The experience of the Exodus and all that surrounded it is the event that formed the consciousness of the Israelite people. It is memorialized in the Passover meal, which is not just a nice remembrance but the work of God who continues his saving action in the act of remembering. This work of God, which happened in time, exists in eternity as He continues the work of freeing His people from slavery and offering them a way to live in this world with the gift of the Law and the Prophets. It is from this backdrop that we understand the coming of Christ and the new Passover. God fulfilled the requirements of the Law and the Prophets in the sending of His Son through the new Passover of the Son of God from suffering and death to life. He continues to offer freedom from the slavery to sin and a new life of union with Him through grace. Jesus, who is God, is now the Lamb who is sacrificed, not only who was sacrificed in time, but is sacrificed in eternity to continue His work of freeing his people from separation from God, which is sin and death. The people of Israel are our fathers in the faith and from them came the Savior we celebrate at Christmas and receive at each Mass. Emmanuel is God with us and the Eucharist is the Sacramental presence with us and still freeing us today.

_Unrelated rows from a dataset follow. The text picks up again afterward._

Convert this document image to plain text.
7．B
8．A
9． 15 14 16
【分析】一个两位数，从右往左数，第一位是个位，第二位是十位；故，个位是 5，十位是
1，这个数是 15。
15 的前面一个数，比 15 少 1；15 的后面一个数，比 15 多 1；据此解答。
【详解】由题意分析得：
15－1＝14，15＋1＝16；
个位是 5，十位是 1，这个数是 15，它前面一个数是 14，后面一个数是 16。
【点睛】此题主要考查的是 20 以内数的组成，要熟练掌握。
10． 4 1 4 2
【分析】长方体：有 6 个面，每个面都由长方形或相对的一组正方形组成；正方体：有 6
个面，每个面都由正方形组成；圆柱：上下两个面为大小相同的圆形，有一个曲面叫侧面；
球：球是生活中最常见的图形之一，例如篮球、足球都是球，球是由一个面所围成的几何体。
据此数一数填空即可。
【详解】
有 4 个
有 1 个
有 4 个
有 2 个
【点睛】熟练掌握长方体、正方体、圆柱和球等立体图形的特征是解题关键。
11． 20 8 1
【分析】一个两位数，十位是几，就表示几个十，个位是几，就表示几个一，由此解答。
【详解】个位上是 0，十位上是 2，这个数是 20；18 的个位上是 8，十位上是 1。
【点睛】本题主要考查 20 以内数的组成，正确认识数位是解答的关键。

When God freed the Israelites from slavery in Egypt, He brought them into the desert and taught them how to thank God and to celebrate all that God did for them. They celebrated the Passover and would eat lamb, which is an important Jewish meal at Passover. They remember all that God did for them, and even Jesus celebrated the Passover the night before He died on the Cross but he changed the meaning to relate to his sacrifice on the cross. When we go to Mass, we do the same thing Jesus did at his Passover meal. We remember that Jesus died on the cross for our sins and we thank Him at Mass. We do not eat lamb because Jesus is the new Lamb of God and so we eat the Sacramental Body and Blood of Jesus as a way to help us remain close to Him.
At Christmas, we celebrate the coming of Christ in time and his coming again at the end of time. We also believe that God comes to us each time we go to Mass in the Holy Eucharist and each time we pray. Discuss the importance of attending Mass and being present at the Lord’s Sacrifice. Share its meaning in the life of the family and in each one’s personal life. Talk about this Catholic belief: “The Eucharist is not only something we do as Catholic when we go to Mass, The Eucharist is who we are. We are a Eucharistic people.” We celebrate the coming of Jesus at Christmas but also at each Mass. Jesus, Body and Blood, Soul and Divinity, comes to us in the Most Holy Eucharist when we attend the Holy Sacrifice of the Mass and receive Holy Communion.